Last year’s announcement by the Internal Revenue Service (IRS) of the elimination of the current five-year remedial amendment cycle system for determination letter approval of restated individually-designed qualified plan documents provoked bitter criticism and calls to reverse course. The Service cited budget constraints allowing a median time of only three hours of agent review per plan for the necessity of severely restricting the issuance of letters.

Even if it was partly a cry for help, they weren’t bluffing. Revenue Procedure 2016-37, issued June 29, 2016, confirms that, generally effective January 1, 2017, a individually-designed plan sponsor can get a determination letter only (1) upon initial plan qualification, (2) at plan termination and (3) in other circumstances including, e.g., “significant law changes, new approaches to plan design and the inability of certain types of plans to convert to pre-approved plan documents.” The existing “interim amendments” requirements are going away.  Ongoing Cycle A submissions will be the last under existing procedures.
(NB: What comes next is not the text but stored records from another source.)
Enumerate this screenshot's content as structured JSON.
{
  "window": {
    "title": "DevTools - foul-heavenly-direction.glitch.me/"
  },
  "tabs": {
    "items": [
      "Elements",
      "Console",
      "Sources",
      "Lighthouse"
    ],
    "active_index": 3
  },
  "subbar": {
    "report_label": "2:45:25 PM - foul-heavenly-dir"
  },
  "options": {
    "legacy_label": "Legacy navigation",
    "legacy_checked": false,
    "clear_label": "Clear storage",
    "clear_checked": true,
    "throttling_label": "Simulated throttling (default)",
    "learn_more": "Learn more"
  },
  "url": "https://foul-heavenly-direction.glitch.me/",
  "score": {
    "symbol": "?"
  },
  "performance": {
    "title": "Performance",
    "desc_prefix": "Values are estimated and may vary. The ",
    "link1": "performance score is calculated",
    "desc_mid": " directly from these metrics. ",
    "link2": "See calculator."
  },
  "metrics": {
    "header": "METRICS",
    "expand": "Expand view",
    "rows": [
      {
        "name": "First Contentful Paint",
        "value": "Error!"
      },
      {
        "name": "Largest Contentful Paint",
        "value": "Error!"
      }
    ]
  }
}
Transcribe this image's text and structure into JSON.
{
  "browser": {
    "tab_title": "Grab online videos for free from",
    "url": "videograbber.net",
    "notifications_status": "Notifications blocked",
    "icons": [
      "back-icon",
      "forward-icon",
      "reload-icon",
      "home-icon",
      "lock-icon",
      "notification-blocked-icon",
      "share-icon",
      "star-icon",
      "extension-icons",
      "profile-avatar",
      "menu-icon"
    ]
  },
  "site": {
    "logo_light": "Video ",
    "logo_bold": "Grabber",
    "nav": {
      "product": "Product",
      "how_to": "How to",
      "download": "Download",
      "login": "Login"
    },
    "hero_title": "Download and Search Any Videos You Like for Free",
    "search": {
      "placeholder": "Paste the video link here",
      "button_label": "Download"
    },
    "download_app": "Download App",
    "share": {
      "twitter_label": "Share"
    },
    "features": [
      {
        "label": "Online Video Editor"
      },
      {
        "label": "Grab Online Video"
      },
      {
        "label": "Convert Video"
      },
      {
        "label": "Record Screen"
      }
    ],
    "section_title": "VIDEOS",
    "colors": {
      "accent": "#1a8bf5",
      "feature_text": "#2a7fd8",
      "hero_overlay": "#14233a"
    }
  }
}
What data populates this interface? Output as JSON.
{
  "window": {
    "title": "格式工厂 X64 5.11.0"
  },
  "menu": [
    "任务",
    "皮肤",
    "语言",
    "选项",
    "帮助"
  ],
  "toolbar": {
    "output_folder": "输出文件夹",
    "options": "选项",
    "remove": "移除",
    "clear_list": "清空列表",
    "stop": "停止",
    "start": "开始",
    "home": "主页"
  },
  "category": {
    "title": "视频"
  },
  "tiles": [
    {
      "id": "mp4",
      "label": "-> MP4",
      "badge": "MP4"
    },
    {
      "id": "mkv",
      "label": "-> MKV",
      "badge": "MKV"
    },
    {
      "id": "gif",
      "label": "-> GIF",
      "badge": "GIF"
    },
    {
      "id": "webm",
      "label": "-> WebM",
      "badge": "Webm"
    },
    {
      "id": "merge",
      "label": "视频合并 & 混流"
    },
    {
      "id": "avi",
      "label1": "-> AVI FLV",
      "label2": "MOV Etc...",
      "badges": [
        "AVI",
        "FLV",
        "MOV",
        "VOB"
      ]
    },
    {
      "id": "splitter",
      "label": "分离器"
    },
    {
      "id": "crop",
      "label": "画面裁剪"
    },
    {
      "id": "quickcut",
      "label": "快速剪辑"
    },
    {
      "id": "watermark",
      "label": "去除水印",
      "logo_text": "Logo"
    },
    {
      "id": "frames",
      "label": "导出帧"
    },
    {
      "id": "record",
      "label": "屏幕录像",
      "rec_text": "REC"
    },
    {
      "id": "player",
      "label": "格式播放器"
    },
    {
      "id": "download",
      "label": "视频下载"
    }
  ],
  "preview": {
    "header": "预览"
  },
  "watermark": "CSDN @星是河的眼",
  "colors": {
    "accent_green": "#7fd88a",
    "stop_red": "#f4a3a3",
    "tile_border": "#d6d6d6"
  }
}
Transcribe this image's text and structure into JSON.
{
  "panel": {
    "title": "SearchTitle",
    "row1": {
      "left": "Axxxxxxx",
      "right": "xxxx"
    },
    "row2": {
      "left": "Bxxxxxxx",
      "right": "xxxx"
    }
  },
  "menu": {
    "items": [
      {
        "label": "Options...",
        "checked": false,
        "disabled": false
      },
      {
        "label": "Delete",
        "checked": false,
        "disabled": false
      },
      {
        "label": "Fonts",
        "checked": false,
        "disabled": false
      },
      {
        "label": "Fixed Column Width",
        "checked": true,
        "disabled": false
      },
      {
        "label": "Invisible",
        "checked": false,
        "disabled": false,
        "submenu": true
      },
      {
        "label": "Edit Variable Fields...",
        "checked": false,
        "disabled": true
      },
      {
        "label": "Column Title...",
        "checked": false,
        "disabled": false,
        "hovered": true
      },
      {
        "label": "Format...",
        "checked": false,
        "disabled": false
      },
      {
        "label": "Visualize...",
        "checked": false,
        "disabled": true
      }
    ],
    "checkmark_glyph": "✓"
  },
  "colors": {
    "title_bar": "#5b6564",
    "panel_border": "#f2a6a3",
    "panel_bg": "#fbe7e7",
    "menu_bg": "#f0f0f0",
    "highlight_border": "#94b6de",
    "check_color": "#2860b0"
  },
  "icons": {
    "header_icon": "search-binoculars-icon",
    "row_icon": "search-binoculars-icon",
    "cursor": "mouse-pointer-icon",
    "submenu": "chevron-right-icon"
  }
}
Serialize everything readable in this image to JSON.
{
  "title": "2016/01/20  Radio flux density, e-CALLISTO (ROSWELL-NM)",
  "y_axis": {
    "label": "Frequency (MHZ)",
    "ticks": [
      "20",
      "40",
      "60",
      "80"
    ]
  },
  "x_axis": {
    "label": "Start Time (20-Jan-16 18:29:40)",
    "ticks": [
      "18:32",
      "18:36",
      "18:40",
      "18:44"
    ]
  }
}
An annually published “Required Amendments List (RAL)” will contain descriptions of required amendments that must generally be made by the end of the second calendar year following the year in which the RAL is issued. The IRS assures that a document qualification change will not normally appear in the RAL until guidance with respect to the change, including any model amendments the Service decides to produce, have been promulgated.  The first RAL will mainly apply to document qualification changes first effective during the 2016 calendar year.

A favorable IRS determination letter is a kind of document “qualification insurance” for an employer-sponsor. Curtailing the availability of such letters will significantly complicate plan administration, the making of both required and discretionary plan amendments, due diligence in merger and acquisition transactions and, in general, the tax and ERISA exposure in the maintenance of qualified plans.

The advice and opinions of benefit counsel and other plan advisors will likely become more important than it is already. Historically, benefits attorneys have not, as a rule, issued opinions on the qualified status of plan documents because of the availability of periodically updated favorable determination letters, together with liberal remedial amendment periods for required changes. Under the new regime we can expect that tax and legal issues over proposed plan language will loom larger than before, including cases where model plan amendment language must be adapted to certain plans. Discretionary amendments that do not fit into any model language will give rise to even greater uncertainties.

Of course, beyond budget constraints, the IRS would like to move even more plan sponsors toward the adoption of pre-approved prototype and volume submitter plans. And the new revenue procedure continues those programs with certain modifications.  The benefits industry should adapt to the new restricted determination letter world by providing ever more flexible pre-approved documents.